Lockout Tagout Requirements: A Side-by-Side of OSHA 1910.147 and the EU Framework

Exigences en matière de verrouillage et d'étiquetage : Comparaison entre la norme OSHA 1910.147 et le cadre de l'UE

 

Le contrôle des énergies dangereuses figure sur la liste des 10 normes les plus citées de l'OSHA, au cinquième rang pour l'exercice 2024.[1]avec 2 177 violations enregistrées au cours de l'exercice 2025[5]. La norme n'a pas changé de manière significative depuis 1989. Alors pourquoi les citations ne cessent-elles d'augmenter ? Parce que la plupart des sites appliquent des procédures de verrouillage et d'étiquetage qui dérivent, ne tiennent pas compte des sources d'énergie ou, pour les opérateurs internationaux, ne parviennent pas à passer d'un cadre réglementaire à un autre.

Ce billet répond à la question de savoir à quoi ressemblent les exigences en matière de verrouillage et d'étiquetage dans les deux cadres qui régissent la plupart des sites industriels.

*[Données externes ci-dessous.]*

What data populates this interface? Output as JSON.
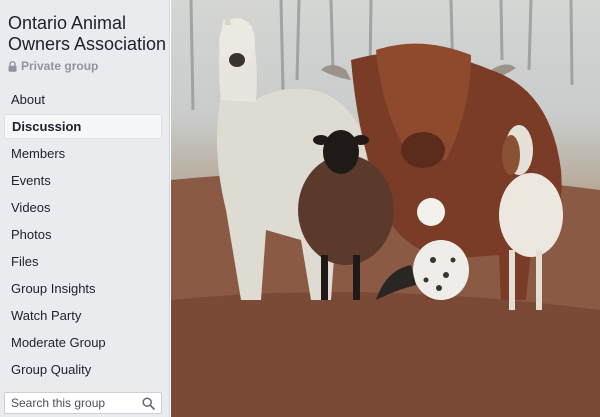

Le cadre américain est le 29 CFR 1910.147.[1]. Le cadre européen s'articule autour de la directive Machines 2006/42/CE[2] et la norme harmonisée EN ISO 14118[3]La transposition dans les États membres (DGUV en Allemagne, SUVA en Suisse, BAuA en Allemagne également pour ce qui est du lieu de travail) vient s'y ajouter. Pour les responsables de la sécurité des entreprises qui gèrent des programmes dans les deux juridictions, les lacunes entre les deux sont l'endroit où les audits tournent mal.

Trois questions déterminent la structure d'un programme multi-juridictionnel :

  1. Quel est le cadre qui constitue l'ancrage juridique de chacun de vos sites ?
  2. Où les deux cadres divergent-ils réellement dans la pratique, et pas seulement dans la formulation ?
  3. Quels sont les artefacts procéduraux que vous maintenez en parallèle et quels sont ceux qui peuvent être unifiés ?

Partie 1 : La consignation et l'étiquetage sont-ils une obligation légale ?

Aux États-Unis et dans l'Union européenne, oui, mais la voie juridique est différente.

Aux États-Unis, l'OSHA 29 CFR 1910.147 fait du contrôle des énergies dangereuses une réglementation fédérale au titre de la loi sur la santé et la sécurité au travail (Occupational Safety and Health Act).[1]. Le règlement est normatif. Il indique à l'employeur ce que doit contenir une procédure écrite de maîtrise de l'énergie, qui peut poser et retirer un cadenas, et à quelle fréquence la procédure doit être inspectée.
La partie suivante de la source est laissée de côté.